Magicienne, Didier Quesne.

 

magicienne-didier-quesne

La tradition veut que les enfants roux soient suspectés d’être liés avec le Diable. Alors, quand on s’aperçoit que la petite fille née le jour de la fête des morts est rousse, il y a de quoi déclencher la vindicte populaire. Il est vrai que Sylve n’est pas une petite fille comme les autres. Bien qu’elle ne comprenne pas ce qui la différencie des autres. C’est vrai qu’elle possède de nombreuses facultés qui feraient trembler le moindre habitant de son village. Toutefois, il s’avérera qu’elle n’est pas un suppôt du Diable, mais une vraie magicienne …

Dans le duché de Matarne et aux alentours, il ne fait pas bon vivre lorsqu’on est roux… d’autant plus si l’on est une femme, bien faite de sa personne, intelligente et dotée de pouvoirs!
C’est l’histoire de Sylve que Didier Quesne nous raconte ici avec maestria.
Les personnages ont tous ce petit quelque chose en plus qui les rend attachants: Sylve, indépendante et fière peut tour à tour se montrer sans défense et extrêmement forte. Gault, quant à lui, perd un peu trop rapidement de sa superbe mais reste un personnage que l’on suit avec plaisir. Louise, de son côté, évite de justesse le cliché éculé de la femme guerrière et savante, et incarne à la perfection son rôle de gardienne, sans être omniprésente.

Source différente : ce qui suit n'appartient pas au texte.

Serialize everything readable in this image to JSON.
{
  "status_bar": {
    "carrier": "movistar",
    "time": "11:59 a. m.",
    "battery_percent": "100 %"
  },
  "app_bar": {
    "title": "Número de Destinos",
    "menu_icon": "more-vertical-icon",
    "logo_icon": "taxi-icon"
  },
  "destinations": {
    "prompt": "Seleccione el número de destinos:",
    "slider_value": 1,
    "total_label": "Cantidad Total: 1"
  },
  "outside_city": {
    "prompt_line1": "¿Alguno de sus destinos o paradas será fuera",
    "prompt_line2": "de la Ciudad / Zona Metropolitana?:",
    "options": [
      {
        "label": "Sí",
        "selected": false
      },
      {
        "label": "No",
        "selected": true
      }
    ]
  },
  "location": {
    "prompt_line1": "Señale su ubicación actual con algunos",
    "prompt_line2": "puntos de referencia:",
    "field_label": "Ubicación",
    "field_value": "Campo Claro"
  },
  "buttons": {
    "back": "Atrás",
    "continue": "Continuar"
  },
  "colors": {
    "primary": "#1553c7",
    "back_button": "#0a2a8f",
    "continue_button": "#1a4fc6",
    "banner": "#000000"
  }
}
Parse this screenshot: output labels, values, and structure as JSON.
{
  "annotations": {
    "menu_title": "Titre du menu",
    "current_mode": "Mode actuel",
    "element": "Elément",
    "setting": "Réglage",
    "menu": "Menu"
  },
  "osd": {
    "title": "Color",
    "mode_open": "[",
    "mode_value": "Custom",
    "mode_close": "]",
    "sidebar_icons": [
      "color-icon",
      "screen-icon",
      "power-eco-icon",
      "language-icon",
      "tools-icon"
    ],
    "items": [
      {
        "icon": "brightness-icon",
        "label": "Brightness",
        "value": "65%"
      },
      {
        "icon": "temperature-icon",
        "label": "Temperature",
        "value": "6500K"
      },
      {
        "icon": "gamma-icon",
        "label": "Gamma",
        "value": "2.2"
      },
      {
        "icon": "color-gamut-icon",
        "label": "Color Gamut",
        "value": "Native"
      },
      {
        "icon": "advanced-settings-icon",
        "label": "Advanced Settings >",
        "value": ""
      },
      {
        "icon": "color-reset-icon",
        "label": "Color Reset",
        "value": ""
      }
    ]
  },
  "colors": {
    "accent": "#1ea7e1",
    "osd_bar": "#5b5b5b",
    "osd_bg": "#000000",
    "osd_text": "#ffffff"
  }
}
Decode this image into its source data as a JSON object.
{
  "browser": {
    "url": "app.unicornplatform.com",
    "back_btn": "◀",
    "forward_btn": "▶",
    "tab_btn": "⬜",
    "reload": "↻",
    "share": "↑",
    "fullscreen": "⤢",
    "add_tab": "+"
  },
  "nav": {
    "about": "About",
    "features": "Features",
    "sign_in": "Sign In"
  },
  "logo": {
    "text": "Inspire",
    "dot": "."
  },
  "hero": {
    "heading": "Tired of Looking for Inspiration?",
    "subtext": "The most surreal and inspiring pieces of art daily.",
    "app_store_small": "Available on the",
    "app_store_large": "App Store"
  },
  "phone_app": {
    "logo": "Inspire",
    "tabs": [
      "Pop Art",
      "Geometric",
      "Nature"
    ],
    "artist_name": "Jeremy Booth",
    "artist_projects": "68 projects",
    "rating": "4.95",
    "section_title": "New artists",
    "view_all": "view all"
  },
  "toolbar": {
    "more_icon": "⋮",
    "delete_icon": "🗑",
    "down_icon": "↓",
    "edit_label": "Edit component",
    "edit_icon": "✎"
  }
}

Les descriptions évocatrices qui émaillent le récit suffiraient à faire s’évader le lecteur… mais ce serait sans compter les dialogues! Didier Quesne reproduit à cette occasion un langage médiévalplonge directement le lecteur dans l’univers, le rendant d’autant plus attractif, tout en lui conférant un fort aspect de réel. On se fait très rapidement à cette façon de parler inhabituelle, car les mots sont accessibles et parfaitement compréhensibles dans le contexte et l’on sent que tout cela a été maintes fois travaillé pour obtenir cet effet sonore si caractéristique. Ce sont des dialogues que l’on imagine sans peine prononcésavec l’accent de l’époque, ce qui donne à certaines scènes un aspect solennel, à d’autres un aspect comique indéniable (ces dernières étant plus rares!) et qui mériteraient une lecture à voix haute pour le seul plaisir d’entendre s’écouler ces mots oublié et divinement agencés.

L’intrigue, si elle reste classique, est bien menée et alimentée; il y a du mystère, du complot, une larme d’histoire, une goutte de fantastique et un soupçon de paganisme folklorique, qui font que les divers éléments s’emboîtent remarquablement vite et bien, sans toutefois gâcher le suspense, ce qui contribue à faire de ce roman un opus de haut vol et d’une lecture fort agréable.

Magicienne propose, en somme, une jolie fable sur les inconvénients d’être une femme intelligente et ne correspondant pas aux canons de la beauté à une certaine époque… où tout signe distinctif est immédiatement interprété comme engeance du malin. Doublant cet argument d’une subtile dénonciation des croyances aveugles, Didier Quesne signe là un roman touchant, que l’on relirait avec grand plaisir.

Magicienne, Didier Quesne. Nestiveqnen, 2003, 315 pages.
8/10.

 

Si vous avez aimé, vous aimerez peut-être…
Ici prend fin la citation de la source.